Wynne was sworn in as premier on 11 February 2013. She immediately faced substantial challenges, including the difficulties of sustaining a minority government and continued fallout over the gas plant and Ornge scandals. Wynne released documents related to the cancellation of the gas plants and apologized for the McGuinty government’s decision. She sought to undo the damage caused to the government’s relations with teachers, promising that she would never impose contracts on them.
Wynne kept the government alive for more than a year, negotiating agreements with New Democratic Party leader Andrea Horwath. In May 2014, Horwath announced that she had lost confidence in the premier and that the NDP would be joining the Progressive Conservatives to vote against the budget. Wynne called an election, which pundits of all political stripes predicted she would lose.
During the campaign, Wynne again apologized for the gas plant fiasco. She promised a contributory pension plan to supplement the Canada Pension Plan, an increase in the child benefit for low-income families, a higher minimum wage, and more money for public transit and hospitals. She attacked Progressive Conservative leader Tim Hudak for pledging to cut 100,000 public sector positions and for promising that his policies would create one million new jobs, an estimate that economists said was based on faulty math. Wynne urged traditional NDP voters to support the Liberals in order to block the Tories from taking office. At no point in the campaign was Wynne’s sexual orientation an issue.
On election day, 12 June 2014, the Liberals had their majority: Wynne’s party won 58 seats, while the Conservatives took 28 and the New Democrats 21.
In July, Wynne’s government reintroduced the budget first presented — but not passed — in May. The government increased spending on infrastructure (including transit and schools), augmented the Ontario Child Benefit, created a contributory pension plan for those who did not have a pension through their employer, and raised taxes for those earning more than $150,000 per year.
In subsequent budgets, the Liberal government invested heavily in transportation infrastructure. It established a cap-and-trade plan for carbon emissions (see Carbon Pricing), free university tuition for students from families earning less than $50,000 a year, and a universal drug coverage program for children and youth, among other social spending.
Near the end of its mandate, the Wynne government increased the minimum wage from $11.60 per hour to $14 per hour in 2018, with a scheduled increase to $15 per hour in 2019. The government also announced new spending for free child care (see Early Childhood Education) and expanded dental care.
Wynne’s approval rating declined over the four years of her mandate, falling below 20 per cent in late 2016. Observers associated the Liberals’ unpopularity with increased hydroelectricity costs and the government’s partial privatization of Hydro One in 2015. The partial sale of Hydro One, a crown corporation, was a means to pay down part of the province’s multi-billion dollar deficit.
Days before voters went to the polls in the June 2018 provincial election, Wynne conceded that the Liberals would likely not form government.

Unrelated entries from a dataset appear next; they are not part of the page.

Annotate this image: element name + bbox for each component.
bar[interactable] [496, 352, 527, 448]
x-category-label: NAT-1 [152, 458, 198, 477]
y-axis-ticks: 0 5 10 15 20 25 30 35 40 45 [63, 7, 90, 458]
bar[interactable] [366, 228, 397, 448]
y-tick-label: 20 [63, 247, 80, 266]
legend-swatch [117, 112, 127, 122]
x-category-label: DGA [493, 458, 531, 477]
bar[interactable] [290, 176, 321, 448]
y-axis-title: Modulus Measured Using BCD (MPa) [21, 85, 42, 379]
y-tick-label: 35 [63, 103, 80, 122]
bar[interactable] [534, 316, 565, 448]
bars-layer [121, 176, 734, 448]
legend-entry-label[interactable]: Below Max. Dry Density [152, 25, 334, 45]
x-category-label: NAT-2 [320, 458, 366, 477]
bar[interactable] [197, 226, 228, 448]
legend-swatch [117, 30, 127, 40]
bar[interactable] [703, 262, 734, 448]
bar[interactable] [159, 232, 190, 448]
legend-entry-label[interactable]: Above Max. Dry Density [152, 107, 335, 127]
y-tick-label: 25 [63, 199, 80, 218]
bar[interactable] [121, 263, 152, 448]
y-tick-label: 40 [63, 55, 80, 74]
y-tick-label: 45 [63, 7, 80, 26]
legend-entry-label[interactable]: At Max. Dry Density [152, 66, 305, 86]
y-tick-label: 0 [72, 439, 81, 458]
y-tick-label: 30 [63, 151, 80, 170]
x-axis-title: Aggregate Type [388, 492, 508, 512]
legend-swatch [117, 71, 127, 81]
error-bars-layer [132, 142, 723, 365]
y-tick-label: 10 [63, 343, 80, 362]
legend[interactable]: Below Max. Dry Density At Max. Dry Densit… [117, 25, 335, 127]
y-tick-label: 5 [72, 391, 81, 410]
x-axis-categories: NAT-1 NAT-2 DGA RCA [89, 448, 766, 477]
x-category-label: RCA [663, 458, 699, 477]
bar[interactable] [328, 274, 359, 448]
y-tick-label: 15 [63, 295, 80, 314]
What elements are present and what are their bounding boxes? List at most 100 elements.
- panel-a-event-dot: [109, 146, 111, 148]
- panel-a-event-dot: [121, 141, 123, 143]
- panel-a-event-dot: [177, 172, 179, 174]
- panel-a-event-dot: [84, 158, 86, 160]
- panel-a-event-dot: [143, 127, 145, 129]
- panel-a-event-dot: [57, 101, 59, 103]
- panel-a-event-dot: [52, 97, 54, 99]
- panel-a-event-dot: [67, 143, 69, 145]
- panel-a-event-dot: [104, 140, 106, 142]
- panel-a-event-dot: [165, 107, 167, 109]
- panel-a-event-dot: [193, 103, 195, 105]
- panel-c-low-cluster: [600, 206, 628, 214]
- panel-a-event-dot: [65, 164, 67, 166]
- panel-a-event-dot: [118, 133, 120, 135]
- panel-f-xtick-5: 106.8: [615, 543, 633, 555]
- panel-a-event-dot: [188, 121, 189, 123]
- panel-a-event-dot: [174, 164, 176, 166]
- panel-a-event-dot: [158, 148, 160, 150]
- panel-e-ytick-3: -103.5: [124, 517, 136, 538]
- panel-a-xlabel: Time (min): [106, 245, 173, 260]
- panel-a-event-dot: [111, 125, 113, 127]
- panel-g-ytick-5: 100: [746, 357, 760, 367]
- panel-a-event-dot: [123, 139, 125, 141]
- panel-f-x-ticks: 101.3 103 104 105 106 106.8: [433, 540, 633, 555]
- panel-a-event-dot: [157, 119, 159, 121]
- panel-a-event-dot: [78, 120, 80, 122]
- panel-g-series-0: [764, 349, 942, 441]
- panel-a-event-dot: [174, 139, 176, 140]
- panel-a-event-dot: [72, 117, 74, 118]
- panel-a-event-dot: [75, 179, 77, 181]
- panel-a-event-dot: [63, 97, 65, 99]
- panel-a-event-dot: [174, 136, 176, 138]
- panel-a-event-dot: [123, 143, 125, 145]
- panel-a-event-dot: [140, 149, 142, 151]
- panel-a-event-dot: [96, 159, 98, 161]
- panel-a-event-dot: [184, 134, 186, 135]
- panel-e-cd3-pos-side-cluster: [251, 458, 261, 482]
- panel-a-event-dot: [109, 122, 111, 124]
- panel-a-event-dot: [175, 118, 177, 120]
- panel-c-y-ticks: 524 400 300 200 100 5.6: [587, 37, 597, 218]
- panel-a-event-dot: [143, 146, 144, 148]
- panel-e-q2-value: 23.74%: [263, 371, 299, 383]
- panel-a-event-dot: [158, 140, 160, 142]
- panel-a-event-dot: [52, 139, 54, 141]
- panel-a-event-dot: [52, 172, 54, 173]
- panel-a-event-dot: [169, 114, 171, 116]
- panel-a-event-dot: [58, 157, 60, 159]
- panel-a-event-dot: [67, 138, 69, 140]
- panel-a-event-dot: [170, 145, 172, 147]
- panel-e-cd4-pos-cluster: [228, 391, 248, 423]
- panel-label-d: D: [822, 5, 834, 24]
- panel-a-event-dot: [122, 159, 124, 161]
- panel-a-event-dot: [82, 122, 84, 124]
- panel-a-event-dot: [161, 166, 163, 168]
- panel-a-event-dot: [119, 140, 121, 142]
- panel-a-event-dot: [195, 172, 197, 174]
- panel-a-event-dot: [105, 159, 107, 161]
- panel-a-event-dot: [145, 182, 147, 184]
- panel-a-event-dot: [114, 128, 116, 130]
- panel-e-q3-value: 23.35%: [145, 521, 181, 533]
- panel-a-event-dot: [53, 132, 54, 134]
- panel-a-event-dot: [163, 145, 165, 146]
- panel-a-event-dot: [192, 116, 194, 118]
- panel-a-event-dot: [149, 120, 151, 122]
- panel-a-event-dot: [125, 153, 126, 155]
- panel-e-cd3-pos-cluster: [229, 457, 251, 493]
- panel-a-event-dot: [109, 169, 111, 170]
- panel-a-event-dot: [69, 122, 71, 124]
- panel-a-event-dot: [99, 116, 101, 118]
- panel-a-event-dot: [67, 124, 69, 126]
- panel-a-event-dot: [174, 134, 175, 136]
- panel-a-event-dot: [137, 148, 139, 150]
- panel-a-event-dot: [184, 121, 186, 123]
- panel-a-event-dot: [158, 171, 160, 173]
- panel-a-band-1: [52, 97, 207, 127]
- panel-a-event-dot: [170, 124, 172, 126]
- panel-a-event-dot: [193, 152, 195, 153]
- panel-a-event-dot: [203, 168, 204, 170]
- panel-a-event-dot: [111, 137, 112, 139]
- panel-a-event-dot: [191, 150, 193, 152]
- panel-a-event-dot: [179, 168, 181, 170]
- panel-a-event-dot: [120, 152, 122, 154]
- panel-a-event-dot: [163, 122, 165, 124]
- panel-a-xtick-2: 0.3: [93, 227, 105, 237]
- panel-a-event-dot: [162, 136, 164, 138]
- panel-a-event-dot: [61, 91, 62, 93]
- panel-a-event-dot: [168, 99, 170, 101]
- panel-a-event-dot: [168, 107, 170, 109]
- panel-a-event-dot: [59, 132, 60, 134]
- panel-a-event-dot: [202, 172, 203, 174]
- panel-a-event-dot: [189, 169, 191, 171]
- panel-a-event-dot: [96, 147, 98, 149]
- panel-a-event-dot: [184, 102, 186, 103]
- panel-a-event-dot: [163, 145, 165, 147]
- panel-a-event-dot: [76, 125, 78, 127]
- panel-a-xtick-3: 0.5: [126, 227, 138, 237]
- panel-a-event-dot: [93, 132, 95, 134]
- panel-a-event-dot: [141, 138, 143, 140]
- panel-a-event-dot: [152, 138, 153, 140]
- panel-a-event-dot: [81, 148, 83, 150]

However, she called on voters to support Liberal candidates to keep the party in a viable position in the legislature.
On 7 June, PC Party leader Doug Ford won a majority with 76 seats and nearly 41 per cent of the popular vote. The NDP, under Andrea Horwath, gained official opposition status, more than doubling its seat count to 40. The Liberals fell to just seven seats in the legislature, one short of the eight required for official party status. In her concession speech, Wynne resigned as leader.